WVU Graphic Design
The WVU Design for Social Impact course has partnered with Scotts Run since 2011, fulfilling an important rule in working with communities, which is to keep a sustained presence. In doing so, our relationship has the benefit of trust and genuine shared communication.About the partnership
We began our time together partnering with the Northern WV Brownfields Assistance
Center and Ron Dulaney of the Davis College at WVU to hold a set of Visioning meetings
with the 13 communities of Scott Run, former coal camps dating to the 1920s. Among
the dreams they had for their area were to reopen the Museum and Park, and to pass
on their stories and values to the next generation. Eve Faulkes captured the vision
in a brochure and identity that the community could use to present to potential
partners, donors and grant applications.
In 2012, the Design for Social Impact class worked with the Osage Community to meet
several of the goals, beginning by earning trust through painting and repairing
nine buildings in preparation for their annual Street Fair. After that event the
class worked with the group to turn a former business space into a museum, create
a folder and data sheet set for presenting ideas, and make editions of 13 handbound
books designed from community interviews that told short stories.

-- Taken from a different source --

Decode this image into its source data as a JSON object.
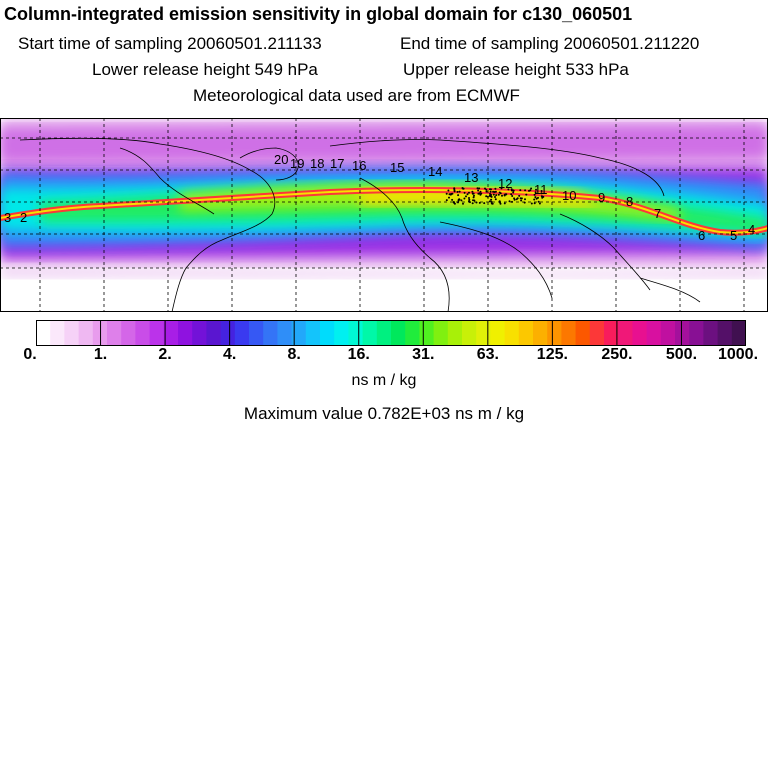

Each year since then a new class has added to the Street Fair and Museum offerings,
adding a trail of interpretive signs, an arts collaborative of sewing activity,
doll houses designed on the plans of coal camp houses, commissioned folk songs
that told important stories of the area, special exhibits, a 5k fundraiser, community
garden with signs telling local stories about food, a mural, package design and
19-track CD that narrated and collected Songs from and about the area, live performances
of the Songs and Stories of Scotts Run in the local Metropolitan Theatre and outdoor
Hazel Ruby McQuain Amphitheatre, and designed a set of Children’s books posters
and t-shirts with epigrams from the community values. We have also designed a web
site and social media for the Scotts Run Museum and Trail.
Our collaboration has been presented at national and international design conferences,
including a national conference put on in March of 2019 that explored projects
that crossed divides in our society (see Designing Across Divides tab). We have
also attracted the attention of the WV Division of Culture and History, brought
visitors from across the United States to the Museum, and Professor Faulkes was
this year given the Civil Rights award from the Governor’s office.